Dalam situasi normal, bukan masa perang, mereka bekerja sebagai layaknya rakyat biasa umumnya. Bidang pekerjaan yang mereka geluti adalah nelayan, pedagang antarpulau (pemasok barang keperluan sehari-hari penduduk), pemandu pelayaran, pembuat senjata, dan pembuat perahu atau kapal tradisional. Para prajurit pemberani itu berperan penting dalam dua bidang utama bagi Kesultanan Melayu, yakni bidang ekonomi-perdagangan dan pertahanan-keamanan. Oleh sebab itu, mereka menjadi kebanggaan para Sultan Melayu.
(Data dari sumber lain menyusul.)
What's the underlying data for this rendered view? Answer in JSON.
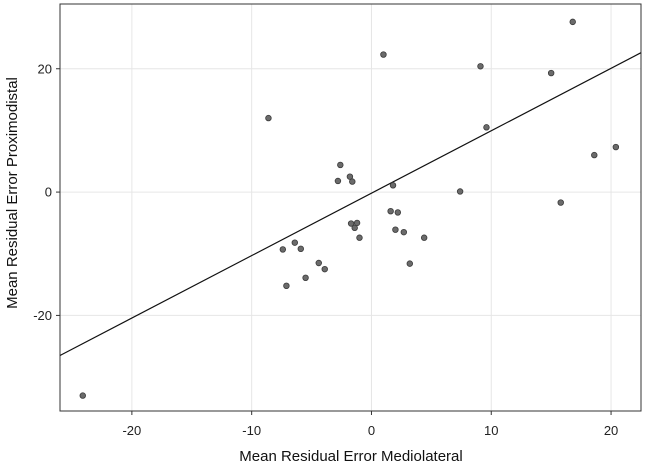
{
  "chart_data": {
    "type": "scatter",
    "title": "",
    "xlabel": "Mean Residual Error Mediolateral",
    "ylabel": "Mean Residual Error Proximodistal",
    "xlim": [
      -26,
      22.5
    ],
    "ylim": [
      -35.5,
      30.5
    ],
    "x_ticks": [
      -20,
      -10,
      0,
      10,
      20
    ],
    "y_ticks": [
      -20,
      0,
      20
    ],
    "x_tick_labels": [
      "-20",
      "-10",
      "0",
      "10",
      "20"
    ],
    "y_tick_labels": [
      "-20",
      "0",
      "20"
    ],
    "grid": true,
    "legend": "none",
    "colors": {
      "point": "#6b6b6b",
      "point_edge": "#3a3a3a",
      "line": "#111111",
      "grid": "#e6e6e6",
      "axis": "#333333"
    },
    "points": [
      {
        "x": -24.1,
        "y": -33
      },
      {
        "x": -8.6,
        "y": 12
      },
      {
        "x": -7.4,
        "y": -9.3
      },
      {
        "x": -7.1,
        "y": -15.2
      },
      {
        "x": -6.4,
        "y": -8.2
      },
      {
        "x": -5.9,
        "y": -9.2
      },
      {
        "x": -5.5,
        "y": -13.9
      },
      {
        "x": -4.4,
        "y": -11.5
      },
      {
        "x": -3.9,
        "y": -12.5
      },
      {
        "x": -2.8,
        "y": 1.8
      },
      {
        "x": -2.6,
        "y": 4.4
      },
      {
        "x": -1.8,
        "y": 2.5
      },
      {
        "x": -1.6,
        "y": 1.7
      },
      {
        "x": -1.7,
        "y": -5.1
      },
      {
        "x": -1.4,
        "y": -5.8
      },
      {
        "x": -1.2,
        "y": -5
      },
      {
        "x": -1,
        "y": -7.4
      },
      {
        "x": 1,
        "y": 22.3
      },
      {
        "x": 1.6,
        "y": -3.1
      },
      {
        "x": 1.8,
        "y": 1.1
      },
      {
        "x": 2,
        "y": -6.1
      },
      {
        "x": 2.2,
        "y": -3.3
      },
      {
        "x": 2.7,
        "y": -6.5
      },
      {
        "x": 3.2,
        "y": -11.6
      },
      {
        "x": 4.4,
        "y": -7.4
      },
      {
        "x": 7.4,
        "y": 0.1
      },
      {
        "x": 9.1,
        "y": 20.4
      },
      {
        "x": 9.6,
        "y": 10.5
      },
      {
        "x": 15,
        "y": 19.3
      },
      {
        "x": 15.8,
        "y": -1.7
      },
      {
        "x": 16.8,
        "y": 27.6
      },
      {
        "x": 18.6,
        "y": 6
      },
      {
        "x": 20.4,
        "y": 7.3
      }
    ],
    "fit_line": {
      "x1": -26,
      "y1": -26.5,
      "x2": 22.5,
      "y2": 22.6
    }
  }
}
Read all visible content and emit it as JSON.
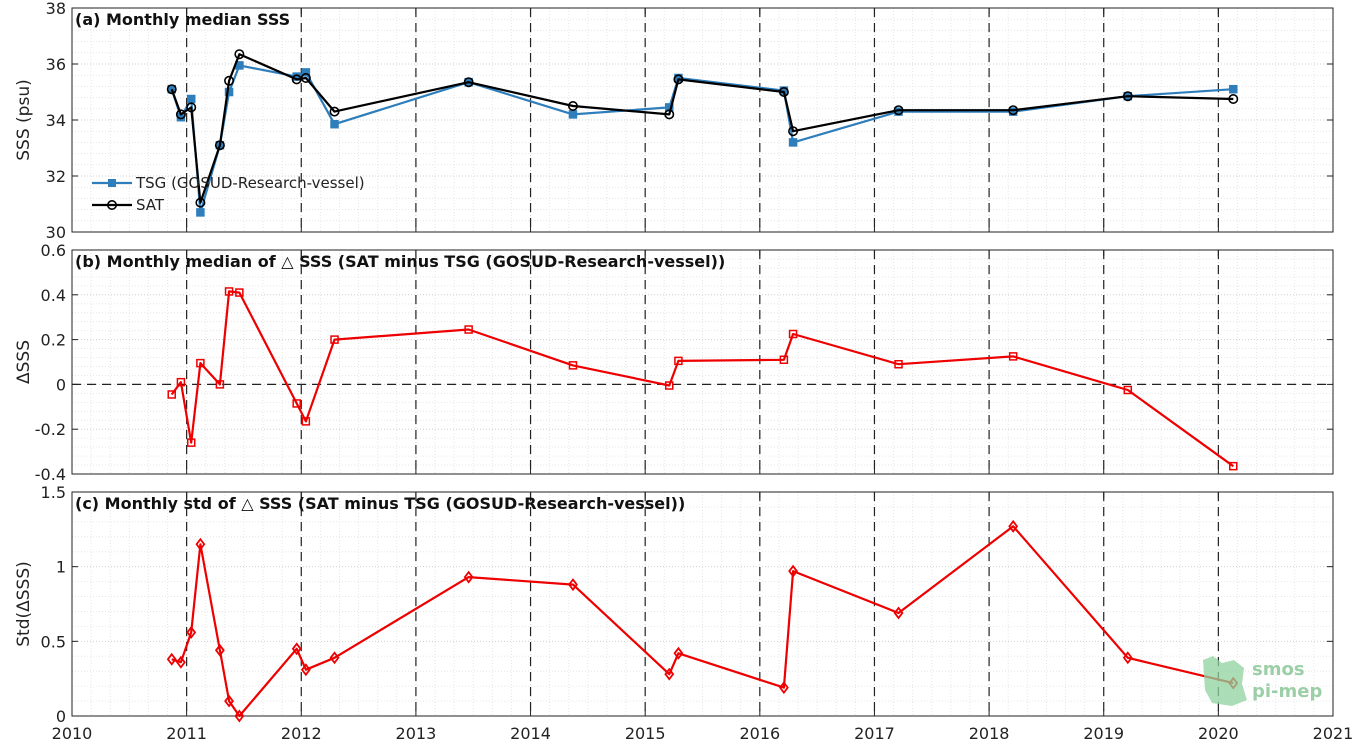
{
  "chart_data": [
    {
      "type": "line",
      "title": "(a) Monthly median SSS",
      "ylabel": "SSS (psu)",
      "xlim": [
        2010,
        2021
      ],
      "ylim": [
        30,
        38
      ],
      "yticks": [
        "30",
        "32",
        "34",
        "36",
        "38"
      ],
      "grid": true,
      "legend": "left-lower",
      "series": [
        {
          "name": "TSG (GOSUD-Research-vessel)",
          "color": "#2e7ebc",
          "marker": "square",
          "x": [
            2010.87,
            2010.95,
            2011.04,
            2011.12,
            2011.29,
            2011.37,
            2011.46,
            2011.96,
            2012.04,
            2012.29,
            2013.46,
            2014.37,
            2015.21,
            2015.29,
            2016.21,
            2016.29,
            2017.21,
            2018.21,
            2019.21,
            2020.13
          ],
          "values": [
            35.1,
            34.1,
            34.75,
            30.7,
            33.1,
            35.0,
            35.95,
            35.55,
            35.7,
            33.85,
            35.35,
            34.2,
            34.45,
            35.5,
            35.05,
            33.2,
            34.3,
            34.3,
            34.85,
            35.1
          ]
        },
        {
          "name": "SAT",
          "color": "#000000",
          "marker": "circle",
          "x": [
            2010.87,
            2010.95,
            2011.04,
            2011.12,
            2011.29,
            2011.37,
            2011.46,
            2011.96,
            2012.04,
            2012.29,
            2013.46,
            2014.37,
            2015.21,
            2015.29,
            2016.21,
            2016.29,
            2017.21,
            2018.21,
            2019.21,
            2020.13
          ],
          "values": [
            35.1,
            34.2,
            34.45,
            31.05,
            33.1,
            35.4,
            36.35,
            35.45,
            35.5,
            34.3,
            35.35,
            34.5,
            34.2,
            35.45,
            35.0,
            33.6,
            34.35,
            34.35,
            34.85,
            34.75
          ]
        }
      ]
    },
    {
      "type": "line",
      "title": "(b) Monthly median of △ SSS (SAT minus TSG (GOSUD-Research-vessel))",
      "ylabel": "ΔSSS",
      "xlim": [
        2010,
        2021
      ],
      "ylim": [
        -0.4,
        0.6
      ],
      "yticks": [
        "-0.4",
        "-0.2",
        "0",
        "0.2",
        "0.4",
        "0.6"
      ],
      "grid": true,
      "zero_line": true,
      "series": [
        {
          "name": "",
          "color": "#ee0000",
          "marker": "square",
          "x": [
            2010.87,
            2010.95,
            2011.04,
            2011.12,
            2011.29,
            2011.37,
            2011.46,
            2011.96,
            2012.04,
            2012.29,
            2013.46,
            2014.37,
            2015.21,
            2015.29,
            2016.21,
            2016.29,
            2017.21,
            2018.21,
            2019.21,
            2020.13
          ],
          "values": [
            -0.045,
            0.01,
            -0.26,
            0.095,
            0.0,
            0.415,
            0.41,
            -0.085,
            -0.165,
            0.2,
            0.245,
            0.085,
            -0.005,
            0.105,
            0.11,
            0.225,
            0.09,
            0.125,
            -0.025,
            -0.365
          ]
        }
      ]
    },
    {
      "type": "line",
      "title": "(c) Monthly std of △ SSS (SAT minus TSG (GOSUD-Research-vessel))",
      "ylabel": "Std(ΔSSS)",
      "xlim": [
        2010,
        2021
      ],
      "ylim": [
        0,
        1.5
      ],
      "yticks": [
        "0",
        "0.5",
        "1",
        "1.5"
      ],
      "xticks": [
        "2010",
        "2011",
        "2012",
        "2013",
        "2014",
        "2015",
        "2016",
        "2017",
        "2018",
        "2019",
        "2020",
        "2021"
      ],
      "grid": true,
      "series": [
        {
          "name": "",
          "color": "#ee0000",
          "marker": "diamond",
          "x": [
            2010.87,
            2010.95,
            2011.04,
            2011.12,
            2011.29,
            2011.37,
            2011.46,
            2011.96,
            2012.04,
            2012.29,
            2013.46,
            2014.37,
            2015.21,
            2015.29,
            2016.21,
            2016.29,
            2017.21,
            2018.21,
            2019.21,
            2020.13
          ],
          "values": [
            0.38,
            0.36,
            0.56,
            1.15,
            0.44,
            0.1,
            0.0,
            0.45,
            0.31,
            0.39,
            0.93,
            0.88,
            0.28,
            0.42,
            0.19,
            0.97,
            0.69,
            1.27,
            0.39,
            0.22
          ]
        }
      ]
    }
  ],
  "vertical_dashed_lines_x": [
    2011.0,
    2012.0,
    2013.0,
    2014.0,
    2015.0,
    2016.0,
    2017.0,
    2018.0,
    2019.0,
    2020.0
  ],
  "logo": {
    "line1": "smos",
    "line2": "pi-mep"
  }
}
Di atas itu, mereka dikenal sebagai Pasukan Pertikaman atau Prajurit Terdepan Kesultanan Melayu yang gagah berani dan paling setia kepada Raja-Raja Melayu. Pemimpin mereka ada yang menduduki jabatan Panglima dan Panglima Besar. Mereka umumnya dipimpin oleh pembesar kerajaan yang berpangkat Laksemana, yakni pemimpin tertinggi Laskar Laut Diraja Melayu seperti yang pernah disandang oleh Hang Tuah, Hang Jebat, Hang Nadim, Megat Seri Rama (Laksemana Bentan), dan lain-lain.
Dalam semua perlawanan terhadap bangsa asing yang hendak menjajah, pasukan Bajak Laut memainkan peran yang sangat penting dalam menjaga Kesultanan Melayu. Mereka ada yang memang dibina oleh kesultanan setempat dan atau didatangkan dari daerah dan kawasan lain untuk membantu Kesultanan Melayu di Kepulauan Riau dan Semenanjung Melayu.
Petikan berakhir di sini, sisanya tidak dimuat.